Do you have a rainy day fund? Are you counting on your credit cards in an emergency? Your current debt may stem from "emergencies" like an unexpected trip to the car repair shop or a huge heat bill. If you have a cushion of cash for those emergencies, you will not have to reach for your cards. Start a fund now. As the balance grows, so will your peace of mind.
Stop wishing for a gigantic tax refund or for the government to send out another stimulus check. If you got into debt because you were waiting for a windfall, then stop wishing. That promotion you were promised might not take place. You may just be lucky to keep your job. Don't bank on future money until you have it.
It may have started with a fun night out with your friends. You put a little money down and won a modest amount. It seems easy to make lots of money by gambling. Yet if you spend more than you can afford to lose, gambling always leads to debt and can become an addiction. If you can't stop, seek counseling to control your habit.

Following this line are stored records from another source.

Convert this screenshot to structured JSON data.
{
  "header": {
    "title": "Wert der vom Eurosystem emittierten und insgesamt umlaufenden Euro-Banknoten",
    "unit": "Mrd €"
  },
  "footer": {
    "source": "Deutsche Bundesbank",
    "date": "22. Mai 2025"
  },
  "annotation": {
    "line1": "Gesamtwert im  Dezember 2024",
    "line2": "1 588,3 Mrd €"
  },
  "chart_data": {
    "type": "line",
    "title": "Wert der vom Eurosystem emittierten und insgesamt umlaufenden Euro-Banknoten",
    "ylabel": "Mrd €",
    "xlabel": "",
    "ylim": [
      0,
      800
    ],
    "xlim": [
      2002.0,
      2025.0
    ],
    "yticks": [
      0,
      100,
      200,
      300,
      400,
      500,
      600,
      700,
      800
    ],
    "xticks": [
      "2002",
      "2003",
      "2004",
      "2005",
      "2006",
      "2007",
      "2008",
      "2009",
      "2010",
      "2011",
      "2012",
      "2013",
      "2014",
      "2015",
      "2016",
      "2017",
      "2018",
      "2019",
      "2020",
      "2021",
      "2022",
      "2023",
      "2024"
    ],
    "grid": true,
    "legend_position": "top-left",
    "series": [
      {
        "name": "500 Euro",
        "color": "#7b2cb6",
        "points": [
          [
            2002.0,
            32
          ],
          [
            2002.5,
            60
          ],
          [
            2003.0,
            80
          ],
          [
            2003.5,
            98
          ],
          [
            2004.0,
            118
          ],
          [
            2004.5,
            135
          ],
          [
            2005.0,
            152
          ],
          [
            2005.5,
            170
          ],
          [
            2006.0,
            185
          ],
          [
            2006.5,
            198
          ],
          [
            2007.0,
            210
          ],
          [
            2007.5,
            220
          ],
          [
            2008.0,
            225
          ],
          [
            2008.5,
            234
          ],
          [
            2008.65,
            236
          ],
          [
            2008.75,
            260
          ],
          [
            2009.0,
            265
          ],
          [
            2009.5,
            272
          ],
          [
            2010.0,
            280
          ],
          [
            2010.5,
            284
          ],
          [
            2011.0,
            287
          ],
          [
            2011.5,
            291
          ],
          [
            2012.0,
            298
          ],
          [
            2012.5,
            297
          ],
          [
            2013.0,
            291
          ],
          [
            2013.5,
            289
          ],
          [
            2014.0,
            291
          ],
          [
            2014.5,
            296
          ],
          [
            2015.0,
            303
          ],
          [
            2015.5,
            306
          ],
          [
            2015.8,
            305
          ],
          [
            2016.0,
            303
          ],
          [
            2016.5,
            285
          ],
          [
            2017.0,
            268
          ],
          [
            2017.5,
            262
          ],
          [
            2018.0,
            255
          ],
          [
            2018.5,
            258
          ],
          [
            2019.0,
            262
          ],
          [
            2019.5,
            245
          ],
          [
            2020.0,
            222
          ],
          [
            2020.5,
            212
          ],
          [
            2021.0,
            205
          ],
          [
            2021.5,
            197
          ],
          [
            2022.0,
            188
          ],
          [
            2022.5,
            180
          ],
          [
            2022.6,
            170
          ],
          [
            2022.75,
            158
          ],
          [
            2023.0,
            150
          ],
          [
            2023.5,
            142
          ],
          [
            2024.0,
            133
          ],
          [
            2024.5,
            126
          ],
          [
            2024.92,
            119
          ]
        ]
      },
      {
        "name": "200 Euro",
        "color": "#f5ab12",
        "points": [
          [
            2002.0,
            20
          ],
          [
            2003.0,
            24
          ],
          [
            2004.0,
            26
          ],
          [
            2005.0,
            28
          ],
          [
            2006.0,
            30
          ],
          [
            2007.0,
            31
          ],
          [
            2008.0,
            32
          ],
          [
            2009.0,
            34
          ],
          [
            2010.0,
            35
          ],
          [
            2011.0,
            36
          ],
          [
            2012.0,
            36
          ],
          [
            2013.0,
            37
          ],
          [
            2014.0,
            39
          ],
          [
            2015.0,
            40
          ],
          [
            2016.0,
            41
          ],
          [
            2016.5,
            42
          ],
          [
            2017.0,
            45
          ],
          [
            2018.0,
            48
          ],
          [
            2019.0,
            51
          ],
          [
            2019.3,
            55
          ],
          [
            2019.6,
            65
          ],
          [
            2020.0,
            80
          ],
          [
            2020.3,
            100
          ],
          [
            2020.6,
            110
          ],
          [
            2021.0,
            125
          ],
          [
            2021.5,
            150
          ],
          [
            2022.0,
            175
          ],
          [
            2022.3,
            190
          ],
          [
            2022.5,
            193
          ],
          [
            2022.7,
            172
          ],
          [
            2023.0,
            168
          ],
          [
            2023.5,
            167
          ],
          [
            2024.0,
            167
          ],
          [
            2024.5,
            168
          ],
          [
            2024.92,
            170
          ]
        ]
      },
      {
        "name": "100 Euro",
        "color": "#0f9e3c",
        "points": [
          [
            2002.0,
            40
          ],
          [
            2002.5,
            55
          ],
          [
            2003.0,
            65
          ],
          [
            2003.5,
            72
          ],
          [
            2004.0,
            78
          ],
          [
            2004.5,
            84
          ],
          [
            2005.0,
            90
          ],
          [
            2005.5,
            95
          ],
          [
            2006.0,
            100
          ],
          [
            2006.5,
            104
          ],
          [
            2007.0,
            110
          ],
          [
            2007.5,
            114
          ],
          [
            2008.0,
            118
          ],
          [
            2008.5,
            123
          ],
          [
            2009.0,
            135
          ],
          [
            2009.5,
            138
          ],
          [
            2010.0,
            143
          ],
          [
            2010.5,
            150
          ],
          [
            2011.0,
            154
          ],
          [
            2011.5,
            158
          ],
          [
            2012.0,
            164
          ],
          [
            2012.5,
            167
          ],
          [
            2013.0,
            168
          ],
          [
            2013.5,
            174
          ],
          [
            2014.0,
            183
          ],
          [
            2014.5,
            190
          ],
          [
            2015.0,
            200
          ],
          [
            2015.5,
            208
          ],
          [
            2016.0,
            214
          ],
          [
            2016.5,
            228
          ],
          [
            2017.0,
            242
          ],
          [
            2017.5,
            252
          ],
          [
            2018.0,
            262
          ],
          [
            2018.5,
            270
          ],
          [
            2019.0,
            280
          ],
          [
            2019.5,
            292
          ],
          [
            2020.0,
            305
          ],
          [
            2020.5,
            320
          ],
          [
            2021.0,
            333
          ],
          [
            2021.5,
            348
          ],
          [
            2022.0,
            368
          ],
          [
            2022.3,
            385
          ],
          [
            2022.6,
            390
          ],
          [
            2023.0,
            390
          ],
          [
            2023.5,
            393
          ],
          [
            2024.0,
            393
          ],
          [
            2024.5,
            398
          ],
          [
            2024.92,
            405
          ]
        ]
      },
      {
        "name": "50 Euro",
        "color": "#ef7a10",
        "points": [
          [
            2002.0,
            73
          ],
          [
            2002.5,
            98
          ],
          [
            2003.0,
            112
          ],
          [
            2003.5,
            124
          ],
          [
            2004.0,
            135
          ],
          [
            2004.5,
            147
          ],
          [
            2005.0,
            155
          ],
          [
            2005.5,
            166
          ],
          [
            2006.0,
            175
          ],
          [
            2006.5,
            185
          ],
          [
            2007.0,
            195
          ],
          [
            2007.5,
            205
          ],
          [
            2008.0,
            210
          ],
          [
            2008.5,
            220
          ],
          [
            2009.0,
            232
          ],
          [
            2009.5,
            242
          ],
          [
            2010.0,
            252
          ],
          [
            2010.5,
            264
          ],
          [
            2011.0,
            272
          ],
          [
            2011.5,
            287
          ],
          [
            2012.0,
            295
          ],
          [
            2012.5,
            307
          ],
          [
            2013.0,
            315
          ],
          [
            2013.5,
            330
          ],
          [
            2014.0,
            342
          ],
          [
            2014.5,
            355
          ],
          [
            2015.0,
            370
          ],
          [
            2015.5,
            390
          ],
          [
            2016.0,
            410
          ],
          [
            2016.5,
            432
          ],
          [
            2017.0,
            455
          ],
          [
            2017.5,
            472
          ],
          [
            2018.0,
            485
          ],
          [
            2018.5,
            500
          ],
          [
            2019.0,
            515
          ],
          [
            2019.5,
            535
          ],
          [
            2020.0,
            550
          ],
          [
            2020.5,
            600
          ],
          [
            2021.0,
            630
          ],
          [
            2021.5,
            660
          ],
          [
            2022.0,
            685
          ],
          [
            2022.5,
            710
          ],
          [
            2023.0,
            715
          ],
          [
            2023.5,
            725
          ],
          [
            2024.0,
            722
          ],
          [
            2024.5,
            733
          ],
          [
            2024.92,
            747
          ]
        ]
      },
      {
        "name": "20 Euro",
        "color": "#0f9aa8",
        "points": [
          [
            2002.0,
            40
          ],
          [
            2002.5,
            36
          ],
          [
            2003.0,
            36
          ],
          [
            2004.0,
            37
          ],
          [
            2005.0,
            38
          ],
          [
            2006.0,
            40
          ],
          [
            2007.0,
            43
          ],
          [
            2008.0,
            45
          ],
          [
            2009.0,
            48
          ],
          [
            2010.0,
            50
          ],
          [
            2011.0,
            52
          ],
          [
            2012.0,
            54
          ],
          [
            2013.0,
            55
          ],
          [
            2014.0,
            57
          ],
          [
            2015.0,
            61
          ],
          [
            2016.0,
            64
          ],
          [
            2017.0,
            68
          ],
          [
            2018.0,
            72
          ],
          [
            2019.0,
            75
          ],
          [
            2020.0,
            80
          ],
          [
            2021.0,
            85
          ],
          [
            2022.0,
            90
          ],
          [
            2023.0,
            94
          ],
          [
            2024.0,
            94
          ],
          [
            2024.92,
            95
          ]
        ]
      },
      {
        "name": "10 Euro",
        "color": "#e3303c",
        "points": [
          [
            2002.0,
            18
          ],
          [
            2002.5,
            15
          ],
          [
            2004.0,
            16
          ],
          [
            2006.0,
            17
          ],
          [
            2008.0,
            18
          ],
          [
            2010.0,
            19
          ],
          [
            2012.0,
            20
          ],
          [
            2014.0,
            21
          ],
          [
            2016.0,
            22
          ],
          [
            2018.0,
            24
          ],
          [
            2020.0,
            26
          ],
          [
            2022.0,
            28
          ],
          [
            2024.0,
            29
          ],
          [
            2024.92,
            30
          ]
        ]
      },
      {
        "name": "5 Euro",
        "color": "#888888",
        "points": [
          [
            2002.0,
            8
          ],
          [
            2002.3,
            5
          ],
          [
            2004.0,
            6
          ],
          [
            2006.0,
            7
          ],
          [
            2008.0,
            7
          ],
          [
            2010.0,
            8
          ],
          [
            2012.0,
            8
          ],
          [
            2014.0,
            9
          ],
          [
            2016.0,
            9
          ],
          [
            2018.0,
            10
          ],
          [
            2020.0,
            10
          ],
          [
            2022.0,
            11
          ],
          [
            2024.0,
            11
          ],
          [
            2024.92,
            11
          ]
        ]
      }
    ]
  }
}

Maybe you're just not good with money. Your parents might not have talked about money, you may not have learned anything in school about it, and now that you are in debt, it is a shameful subject. You can educate yourself through countless money advice sites on the Internet like:
You can also seek help from the National Foundation for Credit Counseling at NFCC.org or call 1-800-388-2227. Or check your local yellow pages for credit counseling services. Most have a sliding scale, so you only pay what you can afford.
No matter what caused you to fall into debt, these tips can help with paying off debt. With some dedicated dollar stretching and smart money moves, you can dive into a debt-elimination diet and become debt-free this year.